For the first time in nine decades of its history, the American Heart Association (AHA) came up with a 27-page “scientific statement” on meal timing and heart health.
They looked at a large body of research and found that we are eating way too much, erratically and around the clock. This disruption in the body’s circadian rhythm puts us at an increased risk of diabetes, obesity, depression and heart attacks.
“Organs have clocks. There is a timing and frequency to give nutrients to your organs. In the morning you’re active and the digestive enzymes work at their maximum ability to process foods than night, when you should ideally be shutting down,” says Dr Nilesh Gautam, Senior Interventional Cardiologist, Asian Heart Institute.
So is breakfast the magical elixir to heart health? What if you don’t need a pick-me-up in the morning?
Shake Up Your Wake Up Really the Best For a Healthy Ticker?
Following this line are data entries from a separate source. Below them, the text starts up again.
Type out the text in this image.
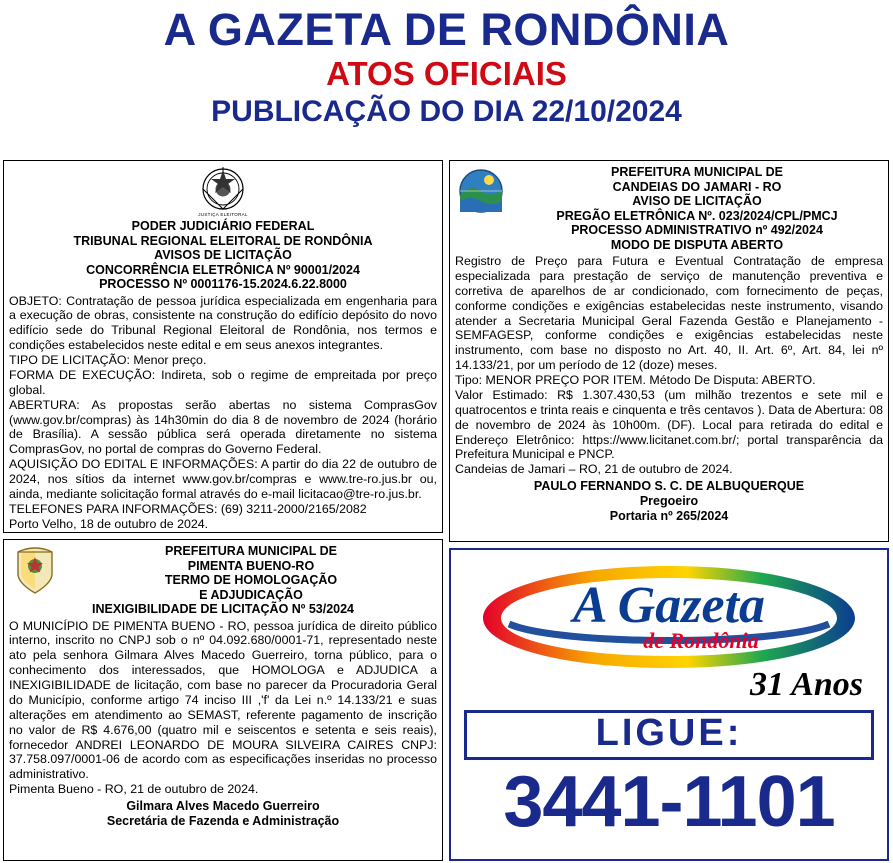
A GAZETA DE RONDÔNIA
ATOS OFICIAIS
PUBLICAÇÃO DO DIA 22/10/2024
JUSTIÇA ELEITORAL
PODER JUDICIÁRIO FEDERAL
TRIBUNAL REGIONAL ELEITORAL DE RONDÔNIA
AVISOS DE LICITAÇÃO
CONCORRÊNCIA ELETRÔNICA Nº 90001/2024
PROCESSO Nº 0001176-15.2024.6.22.8000

OBJETO: Contratação de pessoa jurídica especializada em engenharia para a execução de obras, consistente na construção do edifício depósito do novo edifício sede do Tribunal Regional Eleitoral de Rondônia, nos termos e condições estabelecidos neste edital e em seus anexos integrantes.

TIPO DE LICITAÇÃO: Menor preço.

FORMA DE EXECUÇÃO: Indireta, sob o regime de empreitada por preço global.

ABERTURA: As propostas serão abertas no sistema ComprasGov (www.gov.br/compras) às 14h30min do dia 8 de novembro de 2024 (horário de Brasília). A sessão pública será operada diretamente no sistema ComprasGov, no portal de compras do Governo Federal.

AQUISIÇÃO DO EDITAL E INFORMAÇÕES: A partir do dia 22 de outubro de 2024, nos sítios da internet www.gov.br/compras e www.tre-ro.jus.br ou, ainda, mediante solicitação formal através do e-mail licitacao@tre-ro.jus.br.

TELEFONES PARA INFORMAÇÕES: (69) 3211-2000/2165/2082

Porto Velho, 18 de outubro de 2024.

PREFEITURA MUNICIPAL DE
PIMENTA BUENO-RO
TERMO DE HOMOLOGAÇÃO
E ADJUDICAÇÃO
INEXIGIBILIDADE DE LICITAÇÃO Nº 53/2024

O MUNICÍPIO DE PIMENTA BUENO - RO, pessoa jurídica de direito público interno, inscrito no CNPJ sob o nº 04.092.680/0001-71, representado neste ato pela senhora Gilmara Alves Macedo Guerreiro, torna público, para o conhecimento dos interessados, que HOMOLOGA e ADJUDICA a INEXIGIBILIDADE de licitação, com base no parecer da Procuradoria Geral do Município, conforme artigo 74 inciso III ,'f' da Lei n.º 14.133/21 e suas alterações em atendimento ao SEMAST, referente pagamento de inscrição no valor de R$ 4.676,00 (quatro mil e seiscentos e setenta e seis reais), fornecedor ANDREI LEONARDO DE MOURA SILVEIRA CAIRES CNPJ: 37.758.097/0001-06 de acordo com as especificações inseridas no processo administrativo.

Pimenta Bueno - RO, 21 de outubro de 2024.

Gilmara Alves Macedo Guerreiro
Secretária de Fazenda e Administração
PREFEITURA MUNICIPAL DE
CANDEIAS DO JAMARI - RO
AVISO DE LICITAÇÃO
PREGÃO ELETRÔNICA Nº. 023/2024/CPL/PMCJ
PROCESSO ADMINISTRATIVO nº 492/2024
MODO DE DISPUTA ABERTO

Registro de Preço para Futura e Eventual Contratação de empresa especializada para prestação de serviço de manutenção preventiva e corretiva de aparelhos de ar condicionado, com fornecimento de peças, conforme condições e exigências estabelecidas neste instrumento, visando atender a Secretaria Municipal Geral Fazenda Gestão e Planejamento - SEMFAGESP, conforme condições e exigências estabelecidas neste instrumento, com base no disposto no Art. 40, II. Art. 6º, Art. 84, lei nº 14.133/21, por um período de 12 (doze) meses.

Tipo: MENOR PREÇO POR ITEM. Método De Disputa: ABERTO.

Valor Estimado: R$ 1.307.430,53 (um milhão trezentos e sete mil e quatrocentos e trinta reais e cinquenta e três centavos ). Data de Abertura: 08 de novembro de 2024 às 10h00m. (DF). Local para retirada do edital e Endereço Eletrônico: https://www.licitanet.com.br/; portal transparência da Prefeitura Municipal e PNCP.

Candeias de Jamari – RO, 21 de outubro de 2024.

PAULO FERNANDO S. C. DE ALBUQUERQUE
Pregoeiro
Portaria nº 265/2024
A Gazeta
de Rondônia
31 Anos
LIGUE:
3441-1101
The AHA studied 20- to 39-year-olds who devoured their brekkie religiously and compared them with the ones that skipped this routine – breakfast eaters were 31 percent less likely to be overweight or obese and have a fine ticker.
Now the fine print:
This makes sense.
Scientists estimate that 75 percent people feel famished within an hour of waking up.
That means the remaining quarter have a genetic predisposition to skip the first meal of the day or will their diet plans spiral out of control by dinner?
Bottom-line: You do you. Love your am fix of porridge? Don’t stop. In fact, add a dose of protein and take the fickle, ever-evolving world of nutrition science with a grain of salt on your avocado toast.
Snacking was a term invented in the 80s.
India caught up with it in the 90s and now there are all sorts of bizarre diet trends which advise you to eat 6 to 7 mini-meals in between the three big ones!
Does nibbling work? Or it makes you a grazing zombie who is stuck to the office vending machine with a stash of snacks?
Snacks does not mean a bag of chips. There is ample evidence to support that small meals work if you increase the number of meals and not the calories. Eat right and cap the calories to a maximum of 250 to 300 a mini meal and you will notice lower cholesterol, lower insulin levels within a month.Indrani Pavar, Nutrionist
Bottom-line: Rejoice! Science gives you permission to nibble all day. As long as it’s carrot and cucumber sticks. But eating more isn’t for everyone. If you’re like me and get ravenous when you see food, stick to the good old three square meals a day plan.